La avalancha de casos demoníacos, de apariciones directamente salidas de los infiernos, ha llevado al arzobispado de Madrid a una sabia decisión, quizá tardía pero no por ello menos valiente y decidida: la formación, acelerada, de exorcistas. Sí, exorcistas. Tal cual. El objetivo es que una persona u objeto (¡objeto!) pueda ser liberado de la influencia del Maligno y sustraído de su dominio. Hasta aquí parece todo muy razonable y pío.
El exorcismo es una profesión en alza, una de esas que nacen amparadas por la crisis. Y no es de extrañar, cuando las calles empiezan a oler a azufre, con un Gobierno tóxico y el villano perfecto, que ha vuelto para exacerbar nuestros instintos más insanos. Y, curiosamente, el debate ha tomado un derrotero más malicioso que maligno: ¿se ha tatuado finalmente el bigote sobre esos labios inmóviles? El equipo de exorcistas tiene ante sí una labor de titanes: investigar con rigurosidad la cuestión, hablar con millones de testigos que lo vieron al mismo tiempo en todas partes, que oyeron cómo sus palabras, ya sin bigote al que asirse al salir a la superficie, se enredaban en el aire para desdibujarse en un siseo alcohólico.

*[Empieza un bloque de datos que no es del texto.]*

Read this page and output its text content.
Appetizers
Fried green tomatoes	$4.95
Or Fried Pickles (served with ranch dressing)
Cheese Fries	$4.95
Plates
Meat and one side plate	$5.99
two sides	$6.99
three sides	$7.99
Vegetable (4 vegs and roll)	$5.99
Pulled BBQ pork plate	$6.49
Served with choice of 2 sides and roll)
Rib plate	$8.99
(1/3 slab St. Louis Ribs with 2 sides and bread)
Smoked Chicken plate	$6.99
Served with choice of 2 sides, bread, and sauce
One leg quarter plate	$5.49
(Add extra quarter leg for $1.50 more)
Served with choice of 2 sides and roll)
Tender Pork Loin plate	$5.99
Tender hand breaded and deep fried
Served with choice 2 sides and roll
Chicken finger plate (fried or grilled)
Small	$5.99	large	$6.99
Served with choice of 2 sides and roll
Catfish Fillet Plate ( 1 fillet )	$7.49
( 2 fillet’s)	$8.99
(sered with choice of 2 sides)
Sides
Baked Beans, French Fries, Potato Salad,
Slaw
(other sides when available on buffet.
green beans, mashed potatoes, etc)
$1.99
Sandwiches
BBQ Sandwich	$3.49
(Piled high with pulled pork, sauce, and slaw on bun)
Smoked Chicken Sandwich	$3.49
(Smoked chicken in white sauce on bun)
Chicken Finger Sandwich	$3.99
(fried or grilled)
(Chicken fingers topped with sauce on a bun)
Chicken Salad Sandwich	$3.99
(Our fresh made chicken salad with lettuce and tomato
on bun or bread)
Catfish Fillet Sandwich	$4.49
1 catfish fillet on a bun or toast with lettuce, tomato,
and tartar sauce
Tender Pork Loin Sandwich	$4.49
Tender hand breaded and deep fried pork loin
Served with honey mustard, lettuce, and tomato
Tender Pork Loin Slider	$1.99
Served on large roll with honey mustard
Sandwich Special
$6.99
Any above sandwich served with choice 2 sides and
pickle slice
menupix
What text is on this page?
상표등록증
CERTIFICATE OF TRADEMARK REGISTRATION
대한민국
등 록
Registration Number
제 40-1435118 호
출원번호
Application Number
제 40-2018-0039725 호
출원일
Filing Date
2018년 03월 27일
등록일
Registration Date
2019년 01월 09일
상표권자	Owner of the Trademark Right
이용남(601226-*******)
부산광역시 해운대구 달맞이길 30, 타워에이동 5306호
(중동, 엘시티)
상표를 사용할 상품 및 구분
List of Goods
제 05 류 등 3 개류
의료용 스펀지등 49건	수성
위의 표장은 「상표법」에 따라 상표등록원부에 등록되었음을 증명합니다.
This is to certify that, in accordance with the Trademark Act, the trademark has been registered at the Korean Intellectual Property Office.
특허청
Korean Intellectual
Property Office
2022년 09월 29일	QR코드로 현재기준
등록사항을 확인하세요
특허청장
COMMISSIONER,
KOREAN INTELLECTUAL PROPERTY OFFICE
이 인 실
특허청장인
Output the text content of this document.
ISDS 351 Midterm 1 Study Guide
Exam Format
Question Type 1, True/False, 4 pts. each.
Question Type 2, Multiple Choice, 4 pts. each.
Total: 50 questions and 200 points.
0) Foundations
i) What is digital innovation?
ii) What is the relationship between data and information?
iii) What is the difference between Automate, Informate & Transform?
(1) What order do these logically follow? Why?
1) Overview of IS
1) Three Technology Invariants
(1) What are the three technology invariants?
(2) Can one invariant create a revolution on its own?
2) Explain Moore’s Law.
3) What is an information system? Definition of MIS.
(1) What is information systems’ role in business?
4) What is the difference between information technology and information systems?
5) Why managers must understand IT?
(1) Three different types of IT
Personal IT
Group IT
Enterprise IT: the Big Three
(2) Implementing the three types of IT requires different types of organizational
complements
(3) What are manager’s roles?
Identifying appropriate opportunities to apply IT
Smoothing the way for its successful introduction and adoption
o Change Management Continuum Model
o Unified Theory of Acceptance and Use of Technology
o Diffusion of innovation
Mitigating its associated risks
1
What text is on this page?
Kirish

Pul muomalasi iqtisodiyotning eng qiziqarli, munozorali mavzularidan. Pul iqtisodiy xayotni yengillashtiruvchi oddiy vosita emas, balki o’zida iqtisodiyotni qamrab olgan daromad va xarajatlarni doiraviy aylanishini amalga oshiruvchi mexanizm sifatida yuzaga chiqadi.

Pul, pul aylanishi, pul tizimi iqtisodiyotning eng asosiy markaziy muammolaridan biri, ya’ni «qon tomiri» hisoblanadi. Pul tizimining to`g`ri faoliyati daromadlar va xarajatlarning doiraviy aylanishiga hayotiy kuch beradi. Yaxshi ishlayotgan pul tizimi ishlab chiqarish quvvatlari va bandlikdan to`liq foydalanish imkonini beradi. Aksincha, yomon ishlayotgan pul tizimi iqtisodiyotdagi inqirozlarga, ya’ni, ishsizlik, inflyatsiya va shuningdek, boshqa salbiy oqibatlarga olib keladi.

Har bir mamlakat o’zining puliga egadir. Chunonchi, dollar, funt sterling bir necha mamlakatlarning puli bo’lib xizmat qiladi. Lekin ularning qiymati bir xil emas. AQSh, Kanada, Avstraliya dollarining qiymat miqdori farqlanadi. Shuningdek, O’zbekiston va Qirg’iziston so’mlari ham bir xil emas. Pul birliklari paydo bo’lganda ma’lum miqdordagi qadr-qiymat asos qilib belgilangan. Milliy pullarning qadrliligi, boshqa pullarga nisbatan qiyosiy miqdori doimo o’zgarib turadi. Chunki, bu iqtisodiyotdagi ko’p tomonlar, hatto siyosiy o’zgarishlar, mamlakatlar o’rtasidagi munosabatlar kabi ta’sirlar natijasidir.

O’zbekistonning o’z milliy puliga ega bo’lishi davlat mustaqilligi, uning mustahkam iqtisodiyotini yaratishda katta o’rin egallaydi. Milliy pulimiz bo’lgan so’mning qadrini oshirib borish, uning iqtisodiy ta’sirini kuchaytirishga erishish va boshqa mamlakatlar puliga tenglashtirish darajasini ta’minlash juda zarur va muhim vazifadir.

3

El Maligno se erige como el instigador y ejemplo de la podredumbre reinante, de la corrupción, la manipulación de los medios y los fines. Cuando nos dicen que no hay infierno, nos vuelven a engañar como con las preferentes, con la deuda, con las comisiones. Y es que el infierno está aquí, entre nosotros, en cada desahucio, en cada inmigrante sin cobertura sanitaria, en cada esquina donde un pobre pide migajas y lo hace en un limbo, que resulta que tampoco existe, donde adormecen las conciencias mientras se privatizan los restos. Si no erran en el objetivo, los animosos chicos de Rouco no conocerán el descanso. Aunque si quieren cortar por lo sano, lo más práctico será que busquen en las declaraciones de Hacienda. Amén.